Harper s’attelle ensuite à une deuxième épidémie appelée la « peste » cyprienne, du nom de saint Cyprien, évêque de Carthage, qui nous l’a signalée (à compter de 249). Je me demande si notre auteur n’exagère pas l’importance de cet accident sanitaire, dont les contemporains ne nous ont presque rien dit, et dont le microbe n’a pas été identifié. De toute façon, il est postérieur à l’ouverture de la grande crise du IIIe siècle. Et en 249, la décadence romaine est déjà un fait acquis.

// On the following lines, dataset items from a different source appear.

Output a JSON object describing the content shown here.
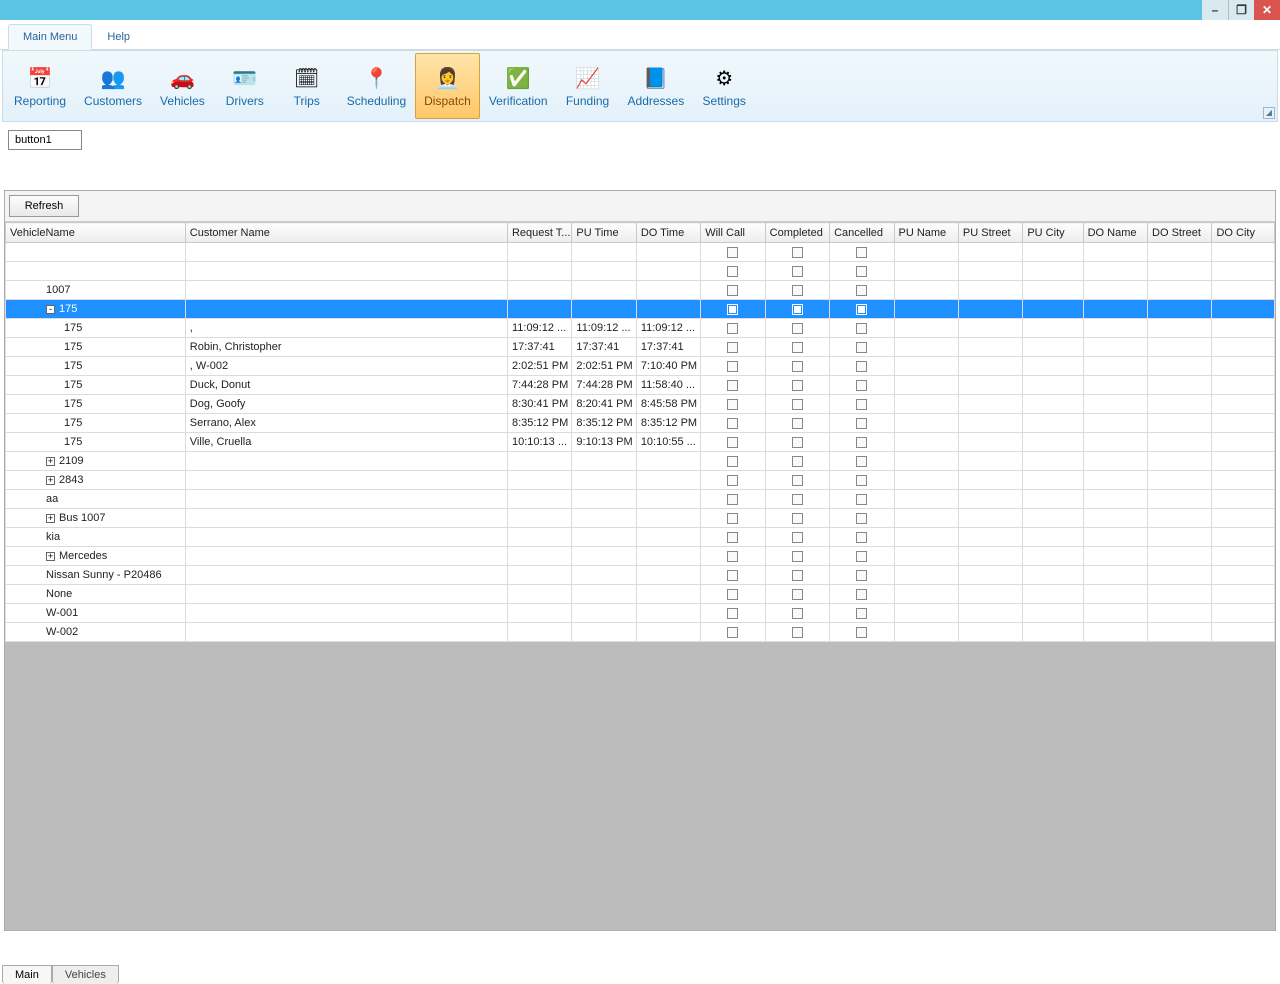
{
  "window": {
    "min": "–",
    "max": "❐",
    "close": "✕"
  },
  "tabs": {
    "main": "Main Menu",
    "help": "Help"
  },
  "ribbon": [
    {
      "id": "reporting",
      "label": "Reporting",
      "icon": "📅"
    },
    {
      "id": "customers",
      "label": "Customers",
      "icon": "👥"
    },
    {
      "id": "vehicles",
      "label": "Vehicles",
      "icon": "🚗"
    },
    {
      "id": "drivers",
      "label": "Drivers",
      "icon": "🪪"
    },
    {
      "id": "trips",
      "label": "Trips",
      "icon": "🗓"
    },
    {
      "id": "scheduling",
      "label": "Scheduling",
      "icon": "📍"
    },
    {
      "id": "dispatch",
      "label": "Dispatch",
      "icon": "👩‍💼",
      "active": true
    },
    {
      "id": "verification",
      "label": "Verification",
      "icon": "✅"
    },
    {
      "id": "funding",
      "label": "Funding",
      "icon": "📈"
    },
    {
      "id": "addresses",
      "label": "Addresses",
      "icon": "📘"
    },
    {
      "id": "settings",
      "label": "Settings",
      "icon": "⚙"
    }
  ],
  "button1": "button1",
  "refresh": "Refresh",
  "columns": {
    "vname": "VehicleName",
    "cust": "Customer Name",
    "req": "Request T...",
    "pu": "PU Time",
    "do": "DO Time",
    "wc": "Will Call",
    "comp": "Completed",
    "canc": "Cancelled",
    "pun": "PU Name",
    "pus": "PU Street",
    "puc": "PU City",
    "don": "DO Name",
    "dos": "DO Street",
    "doc": "DO City"
  },
  "rows": [
    {
      "exp": "",
      "ind": 1,
      "vname": "",
      "cust": "",
      "req": "",
      "pu": "",
      "do": ""
    },
    {
      "exp": "",
      "ind": 1,
      "vname": "",
      "cust": "",
      "req": "",
      "pu": "",
      "do": ""
    },
    {
      "exp": "",
      "ind": 1,
      "vname": "1007",
      "cust": "",
      "req": "",
      "pu": "",
      "do": ""
    },
    {
      "exp": "-",
      "ind": 1,
      "vname": "175",
      "cust": "",
      "req": "",
      "pu": "",
      "do": "",
      "selected": true
    },
    {
      "exp": "",
      "ind": 2,
      "vname": "175",
      "cust": ",",
      "req": "11:09:12 ...",
      "pu": "11:09:12 ...",
      "do": "11:09:12 ..."
    },
    {
      "exp": "",
      "ind": 2,
      "vname": "175",
      "cust": "Robin, Christopher",
      "req": "17:37:41",
      "pu": "17:37:41",
      "do": "17:37:41"
    },
    {
      "exp": "",
      "ind": 2,
      "vname": "175",
      "cust": ", W-002",
      "req": "2:02:51 PM",
      "pu": "2:02:51 PM",
      "do": "7:10:40 PM"
    },
    {
      "exp": "",
      "ind": 2,
      "vname": "175",
      "cust": "Duck, Donut",
      "req": "7:44:28 PM",
      "pu": "7:44:28 PM",
      "do": "11:58:40 ..."
    },
    {
      "exp": "",
      "ind": 2,
      "vname": "175",
      "cust": "Dog, Goofy",
      "req": "8:30:41 PM",
      "pu": "8:20:41 PM",
      "do": "8:45:58 PM"
    },
    {
      "exp": "",
      "ind": 2,
      "vname": "175",
      "cust": "Serrano, Alex",
      "req": "8:35:12 PM",
      "pu": "8:35:12 PM",
      "do": "8:35:12 PM"
    },
    {
      "exp": "",
      "ind": 2,
      "vname": "175",
      "cust": "Ville, Cruella",
      "req": "10:10:13 ...",
      "pu": "9:10:13 PM",
      "do": "10:10:55 ..."
    },
    {
      "exp": "+",
      "ind": 1,
      "vname": "2109",
      "cust": "",
      "req": "",
      "pu": "",
      "do": ""
    },
    {
      "exp": "+",
      "ind": 1,
      "vname": "2843",
      "cust": "",
      "req": "",
      "pu": "",
      "do": ""
    },
    {
      "exp": "",
      "ind": 1,
      "vname": "aa",
      "cust": "",
      "req": "",
      "pu": "",
      "do": ""
    },
    {
      "exp": "+",
      "ind": 1,
      "vname": "Bus 1007",
      "cust": "",
      "req": "",
      "pu": "",
      "do": ""
    },
    {
      "exp": "",
      "ind": 1,
      "vname": "kia",
      "cust": "",
      "req": "",
      "pu": "",
      "do": ""
    },
    {
      "exp": "+",
      "ind": 1,
      "vname": "Mercedes",
      "cust": "",
      "req": "",
      "pu": "",
      "do": ""
    },
    {
      "exp": "",
      "ind": 1,
      "vname": "Nissan Sunny - P20486",
      "cust": "",
      "req": "",
      "pu": "",
      "do": ""
    },
    {
      "exp": "",
      "ind": 1,
      "vname": "None",
      "cust": "",
      "req": "",
      "pu": "",
      "do": ""
    },
    {
      "exp": "",
      "ind": 1,
      "vname": "W-001",
      "cust": "",
      "req": "",
      "pu": "",
      "do": ""
    },
    {
      "exp": "",
      "ind": 1,
      "vname": "W-002",
      "cust": "",
      "req": "",
      "pu": "",
      "do": ""
    }
  ],
  "bottomTabs": {
    "main": "Main",
    "vehicles": "Vehicles"
  }
}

La troisième épidémie est celle de Justinien, une vraie peste. Harper la décrit avec lyrisme. Il évalue la mortalité à 50 % ou 60 %, ce qui me paraît fort. Mais à cette époque, l’Occident se trouve depuis longtemps aux mains des Barbares. L’empire de Justinien est oriental, plus précisément byzantin. Depuis le Haut Empire romain, tout a changé. Le christianisme est omniprésent, avec ses icônes et ses moines qui interfèrent dans les affaires séculières. Malgré la peste, l’empire byzantin va se maintenir assez brillamment jusqu’à la Quatrième Croisade – donc pendant plus de six siècles.

Là encore, le parallèle avec la Peste noire s’impose. Ce fléau a ravagé l’Occident au XIVe siècle. La proportion de victimes est du même ordre de grandeur que sous Justinien. Le choc ainsi subi n’a pas empêché l’Italie et les Flandres, puis le reste de l’Europe occidentale, de briller au XVe siècle.  

D’une manière générale, les épidémies ont évidemment joué un rôle, à Rome et ailleurs. Mais il est vain d’en faire le moteur de l’histoire. Le lecteur trouvera dans l’ouvrage de Harper quantité de faits curieux et de remarques piquantes. La théorie centrale ne convainc pas.

                                                            xxx

Comment expliquer alors le déclin et la mort des civilisations ? Spengler croit constater, pour chacune, l’épuisement d’une âme ; c’est bien vague. Selon Toynbee, les civilisations se montrent, à un moment ou à un autre, incapables de répondre à un défi, d’où leur perte.  Quel défi ?

Dans mon livre Nous les dieux, Essai sur le sens de l’histoire, dont Philippe Agid a rendu compte sous cette rubrique du site Montesquieu, j’ai préféré dénoncer la sclérose. Ce mal guette toutes les sociétés, mais les empires y sont particulièrement exposés, en raison de leur centralisation et de leur lourdeur. En voici, pour Rome, quelques exemples : le sénat, cette assemblée autrefois si vivante, devient une chambre d’enregistrement ; la fiscalité s’accroît sans cesse ; comme Henri Wallon l’a expliqué de façon lumineuse, les élites locales sont détruites, car on les a rendues responsables du difficile recouvrement de l’impôt.

L’ouvrage : Kyle Harper, Comment l’empire romain s’est effondré, trad. La Découverte, janvier 2019. 544 pages, 25 €.